Over the last two decades there have been innumerable health service interventions around the world. But there has been nothing as large as the development of lay Community Health Workers (CHWs). By way of example, Africa is set to acquire around one million CHWs by the end of this year. Moreover, the success of CHWs in low- and middle-income countries (LMICs) has inspired policy makers to increase CHW deployment in high-income countries (HICs), in places as far apart as New York  and Wales.
In a previous blog we showed RCT and observational evidence that attests to the overall effectiveness of CHWs.  They appear most effective when they are well supported, both in their communities and in the local health service. Much is made in sociological studies of the local roots of CHWs – they are ‘of the people, for the people’. Their motivation rests on their close link to the communities they serve and is strongly related to the esteem in which they are held.
However, the fundamental nature of CHWs is changing. To an ever-greater extent, governments in LMICs are turning to CHWs to solve pressing problems. As they are doing the bidding of the government, they increasingly get paid for their work. Their emoluments might not be great, but all public expenditure must be accounted for. So CHWs no longer just ‘emerge’ – they must be appointed and trained, and they can be fired. India, for example, provides employment for no less than 600,000 CHWs on the basis of fee-for-service. Their link to the health services is becoming more formal – they are a part of the family health teams in Brazil, for example. It would appear that the cadre of CHWs is being professionalised, albeit at different rates in different places.

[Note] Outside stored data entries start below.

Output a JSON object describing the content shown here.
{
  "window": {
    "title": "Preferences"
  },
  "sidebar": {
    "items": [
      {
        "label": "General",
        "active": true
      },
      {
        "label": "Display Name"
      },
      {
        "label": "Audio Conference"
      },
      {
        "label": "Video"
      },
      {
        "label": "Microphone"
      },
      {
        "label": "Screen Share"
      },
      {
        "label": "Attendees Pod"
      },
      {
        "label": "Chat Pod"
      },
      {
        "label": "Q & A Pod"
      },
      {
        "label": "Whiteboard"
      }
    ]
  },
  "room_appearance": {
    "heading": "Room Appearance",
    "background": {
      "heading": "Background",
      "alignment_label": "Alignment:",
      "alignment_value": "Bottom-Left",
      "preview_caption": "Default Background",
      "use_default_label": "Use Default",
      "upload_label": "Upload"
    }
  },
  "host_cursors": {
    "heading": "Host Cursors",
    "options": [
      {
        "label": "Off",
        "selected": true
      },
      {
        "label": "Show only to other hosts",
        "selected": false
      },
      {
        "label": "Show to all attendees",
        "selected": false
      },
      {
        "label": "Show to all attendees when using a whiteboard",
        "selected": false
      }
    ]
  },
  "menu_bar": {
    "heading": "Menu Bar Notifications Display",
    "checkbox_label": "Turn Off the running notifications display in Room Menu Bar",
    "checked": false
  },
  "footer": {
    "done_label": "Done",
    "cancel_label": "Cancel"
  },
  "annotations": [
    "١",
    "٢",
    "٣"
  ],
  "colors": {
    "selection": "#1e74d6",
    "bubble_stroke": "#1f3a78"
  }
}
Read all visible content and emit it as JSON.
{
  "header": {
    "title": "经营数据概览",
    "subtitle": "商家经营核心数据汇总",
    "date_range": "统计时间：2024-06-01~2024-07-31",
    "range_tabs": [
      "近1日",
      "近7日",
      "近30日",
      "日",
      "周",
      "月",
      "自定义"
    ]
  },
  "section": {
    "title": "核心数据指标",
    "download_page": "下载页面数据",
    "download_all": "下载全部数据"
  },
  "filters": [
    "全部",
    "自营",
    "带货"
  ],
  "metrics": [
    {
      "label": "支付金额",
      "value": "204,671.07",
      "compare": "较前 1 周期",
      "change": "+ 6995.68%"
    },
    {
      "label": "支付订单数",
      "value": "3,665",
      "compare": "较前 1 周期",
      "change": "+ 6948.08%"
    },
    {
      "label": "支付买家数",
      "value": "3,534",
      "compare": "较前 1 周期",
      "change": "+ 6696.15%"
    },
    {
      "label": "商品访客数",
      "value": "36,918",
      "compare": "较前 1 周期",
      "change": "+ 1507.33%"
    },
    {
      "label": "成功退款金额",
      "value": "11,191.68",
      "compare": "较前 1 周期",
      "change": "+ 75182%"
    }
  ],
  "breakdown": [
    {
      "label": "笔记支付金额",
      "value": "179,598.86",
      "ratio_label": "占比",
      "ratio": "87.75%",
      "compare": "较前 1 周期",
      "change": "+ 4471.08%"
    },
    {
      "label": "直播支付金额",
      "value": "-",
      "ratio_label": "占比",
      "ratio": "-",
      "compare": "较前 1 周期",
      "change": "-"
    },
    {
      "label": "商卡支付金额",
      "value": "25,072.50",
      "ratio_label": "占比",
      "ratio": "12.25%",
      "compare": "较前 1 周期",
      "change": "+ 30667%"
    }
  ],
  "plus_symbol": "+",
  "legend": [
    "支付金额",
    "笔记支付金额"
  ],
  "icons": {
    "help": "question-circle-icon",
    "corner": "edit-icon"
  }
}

It is appropriate to ask whether something may be lost in this process of professionalisation. For example, it has been shown that extrinsic motivation can ‘crowd out’ intrinsic motivation. If the direction of travel is towards professionalisation, then this has implications for management of the service. It may be advisable to go with the grain and provide or facilitate privileges that other professions have, such as professional societies and well sign-posted opportunities for advancement and promotion. It will also be important to recognise that the market-clearing price for CHWs is likely to inflate, in part because of the putative crowding out of intrinsic motivations, but also because of generally improving salaries in emerging economies.

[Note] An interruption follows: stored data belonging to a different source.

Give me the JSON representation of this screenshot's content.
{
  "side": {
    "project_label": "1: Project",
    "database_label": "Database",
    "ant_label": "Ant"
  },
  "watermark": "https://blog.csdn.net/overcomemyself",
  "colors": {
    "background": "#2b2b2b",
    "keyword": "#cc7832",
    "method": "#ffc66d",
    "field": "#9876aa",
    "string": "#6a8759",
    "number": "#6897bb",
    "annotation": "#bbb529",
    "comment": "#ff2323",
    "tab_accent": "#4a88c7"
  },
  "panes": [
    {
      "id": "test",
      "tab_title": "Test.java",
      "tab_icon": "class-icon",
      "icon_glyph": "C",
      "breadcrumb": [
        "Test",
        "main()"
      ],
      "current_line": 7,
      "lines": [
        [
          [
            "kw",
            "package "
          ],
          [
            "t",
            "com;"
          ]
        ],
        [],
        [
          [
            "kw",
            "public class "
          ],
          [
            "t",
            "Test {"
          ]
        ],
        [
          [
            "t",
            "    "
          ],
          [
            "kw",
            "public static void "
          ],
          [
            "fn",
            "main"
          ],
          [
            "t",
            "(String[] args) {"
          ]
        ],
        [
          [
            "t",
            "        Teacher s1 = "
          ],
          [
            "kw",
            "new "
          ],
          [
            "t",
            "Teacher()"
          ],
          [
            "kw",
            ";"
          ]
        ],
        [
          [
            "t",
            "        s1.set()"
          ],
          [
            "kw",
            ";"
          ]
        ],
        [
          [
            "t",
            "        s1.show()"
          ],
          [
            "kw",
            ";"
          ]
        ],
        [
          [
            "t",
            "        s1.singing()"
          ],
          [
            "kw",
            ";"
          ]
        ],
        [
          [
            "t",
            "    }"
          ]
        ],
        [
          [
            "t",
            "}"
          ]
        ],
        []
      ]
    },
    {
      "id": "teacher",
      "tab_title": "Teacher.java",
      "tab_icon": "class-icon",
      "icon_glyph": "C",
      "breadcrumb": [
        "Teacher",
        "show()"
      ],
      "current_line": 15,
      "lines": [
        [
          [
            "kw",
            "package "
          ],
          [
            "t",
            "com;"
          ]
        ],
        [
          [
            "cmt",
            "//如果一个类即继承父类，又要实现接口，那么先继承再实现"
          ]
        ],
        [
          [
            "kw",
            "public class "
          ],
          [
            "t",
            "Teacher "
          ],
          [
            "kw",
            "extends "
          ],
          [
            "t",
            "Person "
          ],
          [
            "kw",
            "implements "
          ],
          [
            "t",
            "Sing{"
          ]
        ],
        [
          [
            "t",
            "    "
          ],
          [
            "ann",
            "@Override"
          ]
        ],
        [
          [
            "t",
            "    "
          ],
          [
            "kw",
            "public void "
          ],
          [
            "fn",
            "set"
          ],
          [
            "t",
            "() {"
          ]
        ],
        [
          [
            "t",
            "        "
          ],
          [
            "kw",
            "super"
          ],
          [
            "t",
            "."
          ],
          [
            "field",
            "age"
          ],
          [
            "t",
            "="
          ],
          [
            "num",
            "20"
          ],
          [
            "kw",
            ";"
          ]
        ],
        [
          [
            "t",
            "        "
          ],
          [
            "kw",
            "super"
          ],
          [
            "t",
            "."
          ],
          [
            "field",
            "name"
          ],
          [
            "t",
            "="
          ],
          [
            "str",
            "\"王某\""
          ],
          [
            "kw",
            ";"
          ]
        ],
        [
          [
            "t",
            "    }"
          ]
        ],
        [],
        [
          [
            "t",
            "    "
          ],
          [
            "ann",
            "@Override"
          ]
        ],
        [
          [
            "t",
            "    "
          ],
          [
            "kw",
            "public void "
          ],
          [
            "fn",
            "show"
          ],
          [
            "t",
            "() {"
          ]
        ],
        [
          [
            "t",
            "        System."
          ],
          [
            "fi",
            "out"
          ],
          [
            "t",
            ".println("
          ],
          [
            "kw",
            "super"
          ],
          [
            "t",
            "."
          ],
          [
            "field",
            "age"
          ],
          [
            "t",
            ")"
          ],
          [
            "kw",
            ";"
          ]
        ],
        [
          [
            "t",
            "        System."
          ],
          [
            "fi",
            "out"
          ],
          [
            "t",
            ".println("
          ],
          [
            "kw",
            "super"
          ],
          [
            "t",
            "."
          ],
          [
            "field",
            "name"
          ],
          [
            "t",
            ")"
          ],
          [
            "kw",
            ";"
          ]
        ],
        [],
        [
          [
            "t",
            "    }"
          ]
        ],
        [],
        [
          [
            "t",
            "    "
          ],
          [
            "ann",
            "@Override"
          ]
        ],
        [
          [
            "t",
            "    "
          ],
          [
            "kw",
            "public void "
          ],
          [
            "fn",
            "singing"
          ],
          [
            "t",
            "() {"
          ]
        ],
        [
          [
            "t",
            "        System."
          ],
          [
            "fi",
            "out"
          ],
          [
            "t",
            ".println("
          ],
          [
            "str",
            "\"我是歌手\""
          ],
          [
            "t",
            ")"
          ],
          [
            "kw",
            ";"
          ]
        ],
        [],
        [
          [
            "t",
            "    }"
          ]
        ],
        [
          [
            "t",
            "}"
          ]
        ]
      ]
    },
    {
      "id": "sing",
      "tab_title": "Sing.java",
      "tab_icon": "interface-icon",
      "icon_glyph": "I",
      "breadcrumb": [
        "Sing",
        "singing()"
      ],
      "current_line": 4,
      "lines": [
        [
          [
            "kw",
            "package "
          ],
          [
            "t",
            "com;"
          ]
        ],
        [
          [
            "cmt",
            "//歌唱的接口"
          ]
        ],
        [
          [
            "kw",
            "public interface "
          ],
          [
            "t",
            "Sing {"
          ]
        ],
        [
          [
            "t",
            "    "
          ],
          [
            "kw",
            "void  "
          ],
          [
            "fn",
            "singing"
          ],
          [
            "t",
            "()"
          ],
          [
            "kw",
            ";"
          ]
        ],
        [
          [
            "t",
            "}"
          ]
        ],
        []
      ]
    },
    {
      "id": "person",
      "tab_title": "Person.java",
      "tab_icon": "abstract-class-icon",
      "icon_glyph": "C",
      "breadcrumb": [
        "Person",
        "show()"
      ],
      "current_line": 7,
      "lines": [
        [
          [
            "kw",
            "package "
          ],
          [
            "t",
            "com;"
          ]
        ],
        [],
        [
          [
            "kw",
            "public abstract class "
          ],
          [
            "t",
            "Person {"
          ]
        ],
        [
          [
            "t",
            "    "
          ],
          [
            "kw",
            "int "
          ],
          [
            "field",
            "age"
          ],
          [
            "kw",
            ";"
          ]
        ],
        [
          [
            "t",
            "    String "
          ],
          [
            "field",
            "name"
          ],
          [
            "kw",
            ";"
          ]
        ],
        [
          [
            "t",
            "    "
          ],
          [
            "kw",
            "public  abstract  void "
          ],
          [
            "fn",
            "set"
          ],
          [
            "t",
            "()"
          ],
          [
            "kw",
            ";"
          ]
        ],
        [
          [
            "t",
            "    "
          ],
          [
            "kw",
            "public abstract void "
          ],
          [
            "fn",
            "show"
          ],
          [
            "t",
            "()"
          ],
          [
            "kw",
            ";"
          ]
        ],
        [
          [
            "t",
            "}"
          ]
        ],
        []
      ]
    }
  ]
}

The CLAHRC WM Director hypothesises that many CHWs are going through an uncomfortable period, where they lose some of the satisfaction and kudos that comes with being a volunteer, but still lack the status, pay, and camaraderie of a fully-fledged profession. Different countries will deal with this phenomenon in different ways – in Ethiopia, for example, two cadres of CHWs have come into existence, one more formal than the other. CLAHRC Africa is actively studying education for CHWs and the ideal work configurations in two projects supported by the Medical Research Council, UK. This work complements CLAHRC WM studies on the use of unpaid lay health workers in improving outcomes for pregnant women with high social risk, e.g. single teenage parents (see previous blog).